In total, 10 of the 40 PGA Club Professionals who entered the Senior PGA Championship made the cut. And for many of them, Friday was as much about celebrating the experience of major championship golf as much as a competitive round of golf.

For Cleve Coldwater, the PGA Head Professional at Glenamaura National Golf Club in Moosic, Penn., Cleveland at times felt more like "Cleve" land. Coldwater had a boisterous following throughout his round as he flirted with the cut line until a late double bogey on hole No. 16 ended his chances.

"My family, my in-laws, some friends of ours," he remarked about the strong gallery support, "it was one of the reasons I wanted to get here -- so my friends and family could be a part of this.

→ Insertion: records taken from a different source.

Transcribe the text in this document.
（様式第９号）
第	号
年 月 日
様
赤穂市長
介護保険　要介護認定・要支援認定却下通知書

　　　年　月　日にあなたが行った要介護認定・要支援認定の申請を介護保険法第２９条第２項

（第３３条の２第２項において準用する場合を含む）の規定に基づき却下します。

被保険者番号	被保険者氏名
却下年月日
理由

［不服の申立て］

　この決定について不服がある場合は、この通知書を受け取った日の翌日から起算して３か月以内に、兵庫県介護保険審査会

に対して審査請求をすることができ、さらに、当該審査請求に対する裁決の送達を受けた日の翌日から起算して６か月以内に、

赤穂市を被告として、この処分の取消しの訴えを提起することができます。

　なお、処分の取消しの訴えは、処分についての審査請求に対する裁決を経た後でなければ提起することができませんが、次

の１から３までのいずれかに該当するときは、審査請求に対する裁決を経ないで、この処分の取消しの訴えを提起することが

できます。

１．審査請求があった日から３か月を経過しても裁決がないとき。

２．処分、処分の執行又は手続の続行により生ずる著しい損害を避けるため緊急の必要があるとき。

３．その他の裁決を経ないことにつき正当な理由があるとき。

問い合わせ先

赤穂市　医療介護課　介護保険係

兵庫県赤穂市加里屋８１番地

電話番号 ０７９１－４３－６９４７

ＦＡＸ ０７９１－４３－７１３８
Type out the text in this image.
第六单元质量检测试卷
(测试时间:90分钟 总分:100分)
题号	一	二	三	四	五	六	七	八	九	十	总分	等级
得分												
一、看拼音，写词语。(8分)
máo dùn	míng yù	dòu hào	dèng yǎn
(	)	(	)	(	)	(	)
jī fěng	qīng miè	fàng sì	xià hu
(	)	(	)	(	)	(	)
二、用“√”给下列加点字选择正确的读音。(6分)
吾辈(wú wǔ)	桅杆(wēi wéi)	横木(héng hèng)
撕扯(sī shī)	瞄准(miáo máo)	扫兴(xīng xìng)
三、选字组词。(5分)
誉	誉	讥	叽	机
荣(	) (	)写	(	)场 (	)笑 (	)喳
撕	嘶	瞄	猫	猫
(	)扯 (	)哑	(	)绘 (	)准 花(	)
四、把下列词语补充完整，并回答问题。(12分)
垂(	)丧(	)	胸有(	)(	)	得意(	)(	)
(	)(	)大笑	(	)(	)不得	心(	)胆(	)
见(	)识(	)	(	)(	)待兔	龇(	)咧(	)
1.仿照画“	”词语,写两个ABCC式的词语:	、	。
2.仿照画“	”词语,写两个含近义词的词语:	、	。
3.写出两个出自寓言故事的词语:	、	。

I almost pulled it off, came up just short, but I really enjoyed my time here, enjoyed the experience and hope I get to come back and be a part of another one soon."

Coldwater also relished the opportunity to play alongside many of the icons of golf.

"Any time you get an opportunity to play golf in a major championship, to compete against people who will be talked about forever in the game of golf, that can't be all bad."

Roy Vucinich, a PGA Life Member from Moon Township, Penn., has now competed in 12 Senior PGA Championships, but said the experience remains special and an honor.

"Cleveland is a great area, the golf course is a fabulous golf course, I'm certainly pleased I was able to qualify and play," Vucinich remarked after his second round. "I'm not very pleased with how I played, but being a part of this is always a tremendous time."

For PGA Club Professional Mike Malaska, long noted as one of the top teachers in the game, his experience was full of heart-warming and one heart-wrenching moment.

"I knew I needed a birdie on the final hole," the PGA Director of Instruction at Superstition Mountain Golf and Country Club in Apache Junction, Ariz., and Nicklaus Golf Academies Worldwide, "hit a good shot to the center of the green, came up about an inch short on the putt."

But Malaska will take away a number of gratifying memories as well. 

"I had my daughter caddying for me.  She is a golfer at the University of Arizona, but she may never get a chance to experience something like this. A major championship venue with these crowds and this kind of pressure; that's a tremendous opportunity for the both of us."